工法概要
工法 | 粉末焼結造形 |
---|---|
樹脂 | PA12(ナイロン粉末) |
積層ピッチ | 0.1mm |
使用装置 | Sinterstation HiQ |
後処理 | 研磨・ウレタン塗装 |
-
東京芸術劇場コンサートホールのパイプオルガン
東京芸術劇場コンサートホールのパイプオルガンは、世界でも類をみない180度回転して装いを変える独自のシステムを搭載しています。回転することでクラシックなスタイルと現代的なスタイルを両立しており、東京芸術劇場の目玉の1つとして長年活躍しています。
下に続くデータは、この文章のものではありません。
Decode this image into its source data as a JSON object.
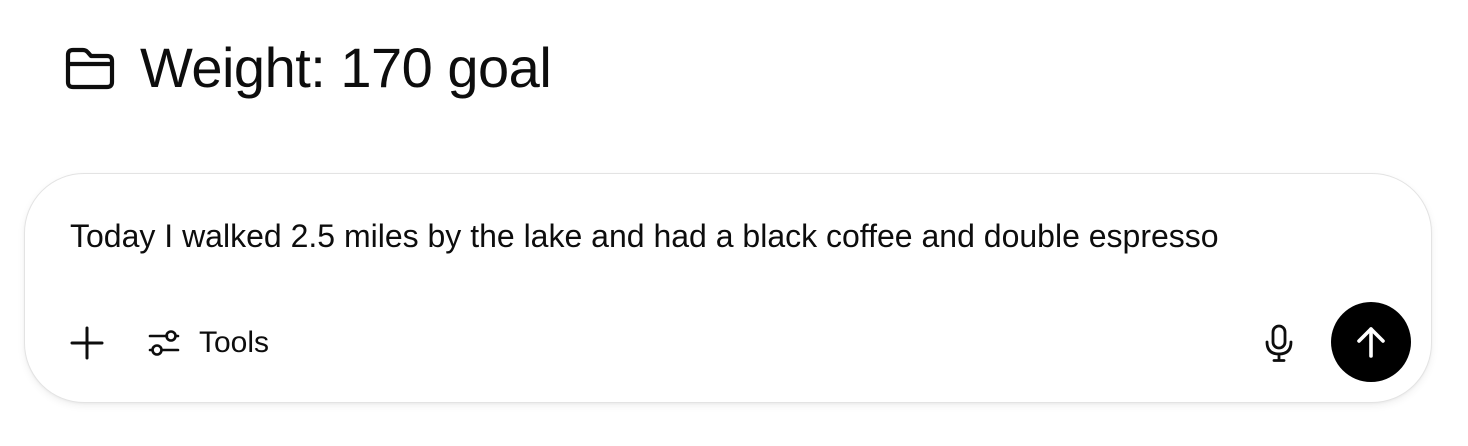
{
  "header": {
    "icon": "folder-icon",
    "title": "Weight: 170 goal"
  },
  "composer": {
    "input_value": "Today I walked 2.5 miles by the lake and had a black coffee and double espresso",
    "plus_icon": "plus-icon",
    "tools_icon": "sliders-icon",
    "tools_label": "Tools",
    "mic_icon": "microphone-icon",
    "send_icon": "arrow-up-icon"
  },
  "colors": {
    "text": "#0d0d0d",
    "border": "#e3e3e3",
    "send_button_bg": "#000000",
    "send_button_fg": "#ffffff"
  }
}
"このコンサートホールは現代的な装いをもっています。ここにヨーロッパの教会オルガンのようなデザインをもってきたのでは調和しません。一方、17-18世紀のオルガン音楽が鳴ったとき、それに相応しい外観も欲しくなります。このジレンマを解決するために、回転方式を考えました。”(東京芸術劇場 WEBサイトより引用:https://www.geigeki.jp/house/organ.html)
東京芸術劇場コンサートホールのパイプオルガン
視覚に障害のあるお客様のための触る模型として製作
東京芸術劇場では、視覚に障害のあるお客様にコンサートをより楽しんでいただくために、鑑賞前に公演説明会を行うなどのサービスを提供しています。この模型は、そのようなシーンで舞台美術の設計や形状を伝えるためのツールとして日本舞台美術家協会が企画する『触る模型』シリーズの一つとして製作協力させていただきました。
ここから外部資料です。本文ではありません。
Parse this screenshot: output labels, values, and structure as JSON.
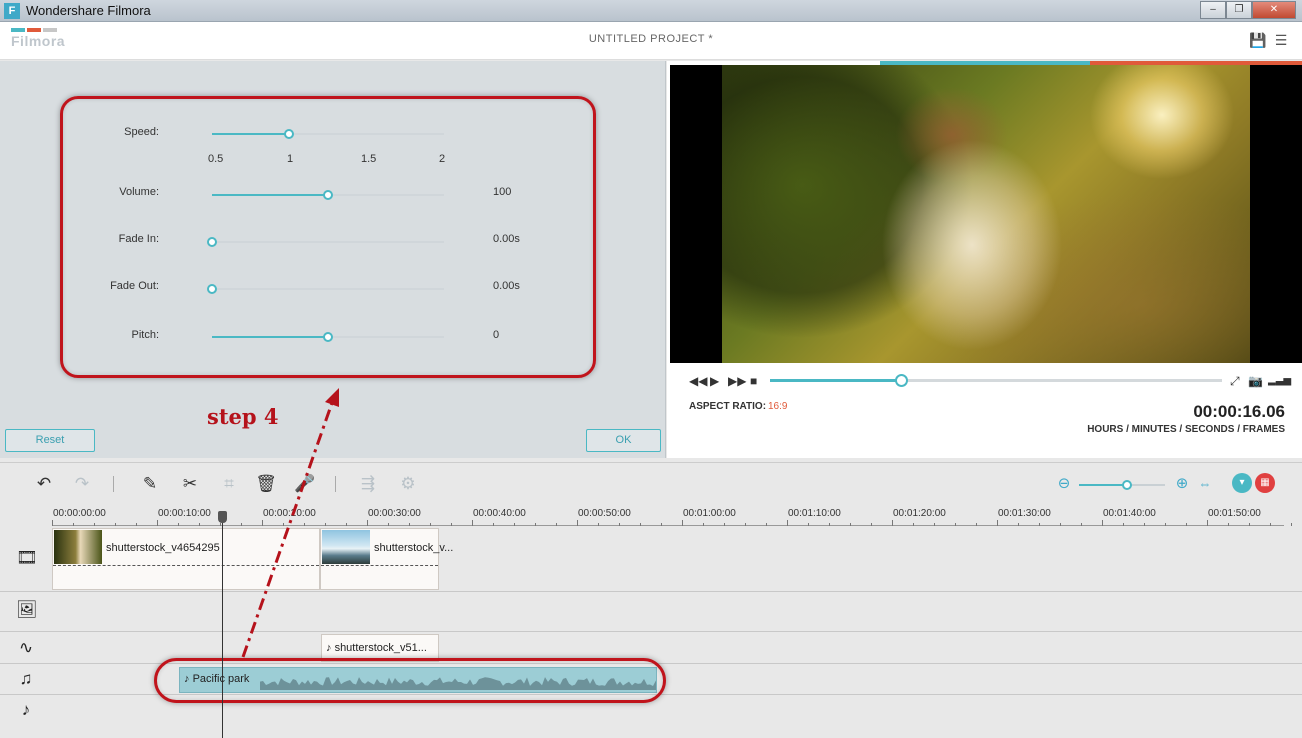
{
  "window": {
    "title": "Wondershare Filmora",
    "app_icon": "F",
    "buttons": [
      "–",
      "❐",
      "✕"
    ]
  },
  "header": {
    "logo_text": "Filmora",
    "logo_colors": [
      "#4ab8c4",
      "#e05a3a",
      "#c7c7c7"
    ],
    "project_title": "UNTITLED PROJECT *",
    "icons": [
      "save-icon",
      "menu-icon"
    ]
  },
  "audio_panel": {
    "params": [
      {
        "label": "Speed:",
        "value": "",
        "level": 0.333
      },
      {
        "label": "Volume:",
        "value": "100",
        "level": 0.5
      },
      {
        "label": "Fade In:",
        "value": "0.00s",
        "level": 0.0
      },
      {
        "label": "Fade Out:",
        "value": "0.00s",
        "level": 0.0
      },
      {
        "label": "Pitch:",
        "value": "0",
        "level": 0.5
      }
    ],
    "speed_ticks": [
      "0.5",
      "1",
      "1.5",
      "2"
    ],
    "reset_label": "Reset",
    "ok_label": "OK",
    "annotation": "step 4",
    "annotation_color": "#c0141c"
  },
  "preview": {
    "strip_colors": [
      "#4ab8c4",
      "#e05a3a"
    ],
    "controls": [
      "rewind-icon",
      "play-icon",
      "fast-forward-icon",
      "stop-icon"
    ],
    "progress": 0.29,
    "aspect_label": "ASPECT RATIO:",
    "aspect_value": "16:9",
    "timecode": "00:00:16.06",
    "timecode_units": "HOURS / MINUTES / SECONDS / FRAMES"
  },
  "toolbar": {
    "tools": [
      "undo-icon",
      "redo-icon",
      "edit-icon",
      "split-icon",
      "crop-icon",
      "delete-icon",
      "voice-icon",
      "export-icon",
      "settings-icon"
    ],
    "zoom_level": 0.56,
    "accent": "#4ab8c4",
    "danger": "#e04040"
  },
  "timeline": {
    "ruler": [
      "00:00:00:00",
      "00:00:10:00",
      "00:00:20:00",
      "00:00:30:00",
      "00:00:40:00",
      "00:00:50:00",
      "00:01:00:00",
      "00:01:10:00",
      "00:01:20:00",
      "00:01:30:00",
      "00:01:40:00",
      "00:01:50:00"
    ],
    "video_clips": [
      "shutterstock_v4654295",
      "shutterstock_v..."
    ],
    "audio_clip_top": "shutterstock_v51...",
    "audio_clip_main": "Pacific park",
    "track_icons": [
      "film-icon",
      "image-icon",
      "waveform-icon",
      "music-file-icon",
      "music-note-icon"
    ]
  }
}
また、模型も実物と同様に、2つのスタイルを切り替えられるようリバーシブルで製作しています。(一般社団法人 日本舞台美術家協会 WEBサイト:https://jatdt.or.jp/%E7%A0%94%E7%A9%B6/
模型(バロック面)
模型(モダン面)
耐久性を重視し粉末焼結造形(ナイロン粉末)の3Dプリンターで製作
模型の製作にあたって、「安心して触れるものであること」「一般的な展示模型と比べて耐久性があること」という条件があったため、3Dプリンターのなかでも強度と耐久性に優れる粉末焼結造形を選択しました。
粉末焼結造形の3Dプリンター
造形後の取り出し作業
塗装により金属光沢や触感を再現
視覚に障害のあるお客様のための模型として、触った感触が非常に重要でした。今回は粉末焼結造形特有のざらつきをそのまま生かして木の質感を表現し、パイプやレリーフなど実物で金属製の部分は、研磨・塗装を行うことで滑らかな質感を表現しました。また、弱視の方にもパイプオルガンの色味を体験していただきやすくするため、実際の色味より濃くするなどの調整を加えています。
東京芸術劇場コンサートホールにて展示
2019年末の模型製作直後に新型コロナウイルス感染症が流行したことから、2021年6月現在、来場者の方に実際に触っていただくことはほとんどできていないものの、出来栄えは一般のお客様にも非常に好評との評価をいただきました。現在はパイプオルガンコンサートが開催される際に展示されていますので、ぜひ模型もご覧ください。